I think I also probably take the continuous score more seriously than you do (rather than viewing 0% vs. non-0% win rate as being the important thing), though maybe I would change my mind if I thought about it more. (I’m not sure whether this is an important disagreement.)
My guess is that the hard and most important part is the part where you build good model organisms.
The part about auditing agents isn’t very load-bearing imo. In the auditing game paper, you were able to get a somewhat good sense of how good various methods were (fuzzing, dataset search with embeddings, …) without actually doing a full model audit or running an auditing agent, and I don’t think this made the takeaways much weaker. I think real human audits and automated audits are nice as final validations, but most of the difficulty and most of the value is in building the good model organisms.
This is in big part because I think performance of auditing methods will often be close to 0% or 100% against a given model organism, such that I think that most of the value on the eval side is finding model organisms where existing methods realistically get 0% and most of the value of the technique side is finding techniques that get close to 100% (when the blue team knows what the solution is but tries to not cheat). Therefore, whether a given tool enables Claude 4 Opus to go from 50% to 60% seems way less important to me than whether the tool “obviously helps a ton” in the same way that the dataset embedding search “obviously helps a ton” in the reward sycophant model organism.
(I think got somewhat validated by the auditing game paper and follow-up work, where my understanding is that there was no big surprise in relative technique effectiveness between the moment where you tried the techniques yourself vs when human / AIs that didn’t already know the model was a reward sycophant tried them. Is that right?)
This is very different from capabilities progress where:
progress often looks more like stacking tricks, none of which getting you more than a couple percent on MMLU
progress on one benchmark is often massively correlated with progress on other benchmarks (while I expect the performance of alignment audit technique to massively differ between model organisms)
Eventually, when we’ll have figured out the rough shapes of all auditing techniques, I can imagine things moving more in the “stack small improvements” direction, but I think we are not there yet, and I also think we might ever get there—I suspect success might look like “here is one trick which solves this part of the space, here is another one which covers this other part, …”.
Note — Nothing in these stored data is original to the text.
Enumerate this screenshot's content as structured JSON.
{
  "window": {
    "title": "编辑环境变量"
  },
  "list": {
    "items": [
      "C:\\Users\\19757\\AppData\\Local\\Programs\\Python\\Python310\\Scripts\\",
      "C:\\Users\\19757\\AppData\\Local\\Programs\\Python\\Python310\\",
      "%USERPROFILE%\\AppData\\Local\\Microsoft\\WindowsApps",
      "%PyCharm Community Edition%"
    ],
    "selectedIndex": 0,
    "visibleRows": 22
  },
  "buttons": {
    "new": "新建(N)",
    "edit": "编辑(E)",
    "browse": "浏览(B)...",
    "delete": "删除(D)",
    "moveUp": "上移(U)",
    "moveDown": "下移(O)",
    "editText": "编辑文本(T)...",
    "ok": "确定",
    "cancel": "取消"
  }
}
I agree that the hard/important part is the model organism construction. That said, I think having auditing agents is still a prerequisite for a bunch of the claims in this post. Auditing agents make auditing games (1) repeatable and (2) self-serve (in the sense that e.g. a single researcher could in principle run their own agent-based auditing game evaluation multiple times over the course of a project to see if things are going well). If auditing games were inherently single-use (because of cost + the fact that you can’t rerun the game on unspoiled auditors after you’ve run it once), then I couldn’t reasonably describe auditing game performance as a progress metric.
I think I also probably take the continuous score more seriously than you do (rather than viewing 0% vs. non-0% win rate as being the important thing), though maybe I would change my mind if I thought about it more. (I’m not sure whether this is an important disagreement.)